Kopi TIMES

Pajak, Rakyat, dan Negara yang Lupa Diri

Minggu, 05 Oktober 2025 - 17:12 | 1.05k
Andriyady, SP., Penulis dan Pengamat Sosial Politik.
Andriyady, SP., Penulis dan Pengamat Sosial Politik.

TIMESINDONESIA, MALANG – Pajak adalah napas bagi negara. Dari sana, jalan dibangun, sekolah berdiri, tenaga kesehatan dibayar, dan layanan publik dibiayai. Tapi bagaimana jadinya bila napas itu tersumbat oleh kerak korupsi dan penyalahgunaan wewenang? 

Bila uang rakyat yang seharusnya menjadi alat kesejahteraan justru menjadi santapan para penguasa dan birokrat yang tamak? Maka di titik itulah, kesetiaan warga terhadap negara diuji bukan dalam bentuk pemberontakan, melainkan dalam tuntutan moral dan politik terhadap keadilan.

Advertisement

Kewajiban membayar pajak sejatinya adalah perwujudan tertinggi dari kontrak sosial antara rakyat dan negara. Rakyat menyerahkan sebagian hasil jerih payahnya, negara menunaikan amanat untuk mengelolanya demi kepentingan bersama. 

Namun kontrak itu rapuh ketika kepercayaan terkikis. Saat pajak diselewengkan, warga bukan lagi merasa menjadi bagian dari negara, melainkan korban dari kekuasaan yang kehilangan integritas. Pajak yang dikorupsi adalah pengkhianatan terhadap seluruh rakyat.

Kita masih ingat berbagai kasus besar yang menyeret pejabat pajak dari mobil mewah, rumah megah, hingga gaya hidup glamor yang tak masuk akal jika hanya bersumber dari gaji negara. 

Fenomena ini bukan sekadar aib personal, tapi refleksi sistemik bahwa birokrasi pajak kita belum bersih. Dan parahnya, setiap kali kasus itu mencuat, masyarakat seolah diajak untuk melupakan dengan cepat. Seolah pajak hanyalah angka, bukan amanah.

Dalam negara yang sehat, pajak adalah simbol kepercayaan. Rakyat membayar bukan karena takut pada sanksi, tapi karena yakin bahwa uangnya digunakan dengan benar. Namun di Indonesia, hubungan itu terbalik: rakyat dipaksa taat, sementara negara abai terhadap tanggung jawab moralnya. 

Ketika penyalahgunaan pajak terjadi, suara publik sering kali diredam dengan alasan stabilitas dan hukum yang panjang. Padahal, kritik terhadap pengelolaan pajak bukan bentuk pembangkangan, melainkan ekspresi tertinggi dari cinta tanah air.

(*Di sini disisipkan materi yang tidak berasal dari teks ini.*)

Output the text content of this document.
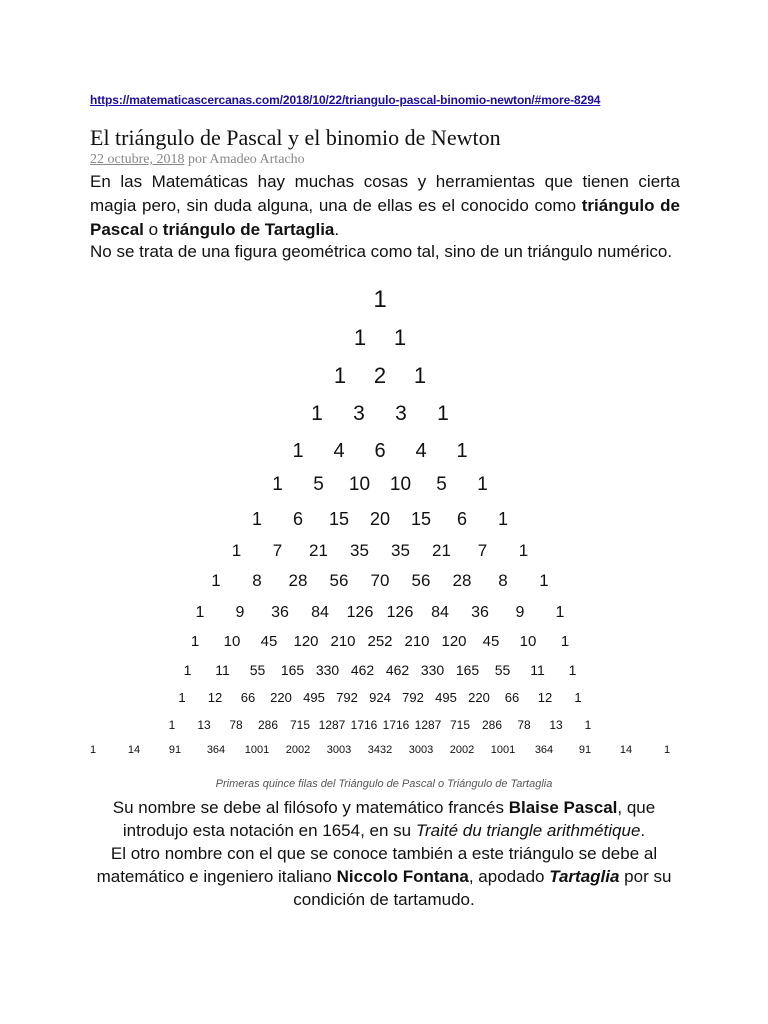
https://matematicascercanas.com/2018/10/22/triangulo-pascal-binomio-newton/#more-8294
El triángulo de Pascal y el binomio de Newton
22 octubre, 2018 por Amadeo Artacho

En las Matemáticas hay muchas cosas y herramientas que tienen cierta magia pero, sin duda alguna, una de ellas es el conocido como triángulo de Pascal o triángulo de Tartaglia.

No se trata de una figura geométrica como tal, sino de un triángulo numérico.

1
1 1
1 2 1
1 3 3 1
1 4 6 4 1
1 5 10 10 5 1
1 6 15 20 15 6 1
1 7 21 35 35 21 7 1
1 8 28 56 70 56 28 8 1
1 9 36 84 126 126 84 36 9 1
1 10 45 120 210 252 210 120 45 10 1
1 11 55 165 330 462 462 330 165 55 11 1
1 12 66 220 495 792 924 792 495 220 66 12 1
1 13 78 286 715 1287 1716 1716 1287 715 286 78 13 1
1	14	91 364 1001 2002 3003 3432 3003 2002 1001 364 91	14	1
Primeras quince filas del Triángulo de Pascal o Triángulo de Tartaglia

Su nombre se debe al filósofo y matemático francés Blaise Pascal, que introdujo esta notación en 1654, en su Traité du triangle arithmétique.
El otro nombre con el que se conoce también a este triángulo se debe al matemático e ingeniero italiano Niccolo Fontana, apodado Tartaglia por su condición de tartamudo.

Sikap warga negara terhadap penyalahgunaan pajak tidak bisa hanya diam dan pasrah. Diam adalah bentuk legitimasi terhadap kezaliman. Sebaliknya, warga perlu menjadi pengawas sosial menuntut transparansi, meminta audit terbuka, dan mendesak reformasi sistem perpajakan. 

Negara demokratis hanya bisa hidup jika warganya berani bersuara terhadap ketidakadilan, termasuk dalam hal fiskal. Di sinilah pentingnya literasi pajak dan keberanian sipil.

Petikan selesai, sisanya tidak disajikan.